Currently, PCV13 appears to be the most effective pneumococcal vaccine, having been introduced into childhood immunization programs in many countries. It is also licensed for use in other high-risk categories and for adults who are 50 years old or older. Importantly, in a very recently completed multi-center, double-blind, placebo-controlled trial to which 84,496 older Dutch patients (65 years old or older) were recruited (the CAPITA trial: Community-Acquired Pneumonia Immunization Trial in Adults), PCV 13 was found to be protective against a first episode of vaccine-type CAP and invasive disease [77].

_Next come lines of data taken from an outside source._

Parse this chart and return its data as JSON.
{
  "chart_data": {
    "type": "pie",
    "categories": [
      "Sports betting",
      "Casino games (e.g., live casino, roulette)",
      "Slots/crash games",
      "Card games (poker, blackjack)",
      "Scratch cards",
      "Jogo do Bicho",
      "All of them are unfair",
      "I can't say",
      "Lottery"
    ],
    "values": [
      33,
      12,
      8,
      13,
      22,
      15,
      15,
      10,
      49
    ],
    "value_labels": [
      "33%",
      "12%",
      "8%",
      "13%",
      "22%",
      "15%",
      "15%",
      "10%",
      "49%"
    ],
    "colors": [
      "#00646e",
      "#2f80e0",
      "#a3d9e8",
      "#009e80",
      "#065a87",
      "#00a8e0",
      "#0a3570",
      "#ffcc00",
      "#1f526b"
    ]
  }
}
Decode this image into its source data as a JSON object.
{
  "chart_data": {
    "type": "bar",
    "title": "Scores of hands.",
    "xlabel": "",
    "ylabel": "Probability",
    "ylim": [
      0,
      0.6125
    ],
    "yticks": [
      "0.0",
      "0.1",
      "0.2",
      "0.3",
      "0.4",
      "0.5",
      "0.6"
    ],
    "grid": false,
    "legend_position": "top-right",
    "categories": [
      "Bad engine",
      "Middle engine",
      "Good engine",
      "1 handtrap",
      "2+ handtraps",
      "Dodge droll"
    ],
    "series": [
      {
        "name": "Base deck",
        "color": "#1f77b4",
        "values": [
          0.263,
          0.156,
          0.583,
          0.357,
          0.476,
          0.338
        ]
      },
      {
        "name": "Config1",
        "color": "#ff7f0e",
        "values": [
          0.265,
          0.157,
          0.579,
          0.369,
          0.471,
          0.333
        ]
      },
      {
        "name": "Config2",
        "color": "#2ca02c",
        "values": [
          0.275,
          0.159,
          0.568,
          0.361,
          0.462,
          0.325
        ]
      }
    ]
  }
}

On a cautionary note, the widespread use of PCVs has raised concerns about “serotype replacement”, meaning nasopharyngeal colonization with non-vaccine serotypes which, in turn, can cause active infection. Although this appears to have been an issue with first-generation PCVs, specifically PCV7 [78], it is likely to be less so with the newer extended-coverage vaccines, PCV13 and PCV15, which include the most invasive serotypes of the pneumococcus [79]. Nonetheless, given the potential of vaccine-induced selective pressure to promote nasopharyngeal colonization with capsular-switch, penicillin-resistant variants, continued vigilance is essential [80,81]. Pipeline and future vaccines are focused largely on highly conserved pneumococcal proteins as well as whole-cell vaccines, which may provide much broader, serotype-independent protection [74].

Conclusions

Much progress is being made in our understanding of the pneumococcus and of pneumococcal infections. The true burden of disease is now better recognized. New molecular mechanisms of investigation may well pave the way for better identification of the presence of pneumococcal colonization and of active infections. Additional factors that may be associated with poorer outcome of infections, such as cardiac complications, are being better recognized, and aspects of more optimal treatment, both with antibiotics and with adjunctive therapies, are being delineated. Additional strides in disease prevention in both children and adults, with the development of more effective vaccines, are taking place. It is hoped that all these advances in our understanding of the disease will ultimately lead to a better outcome among the patients.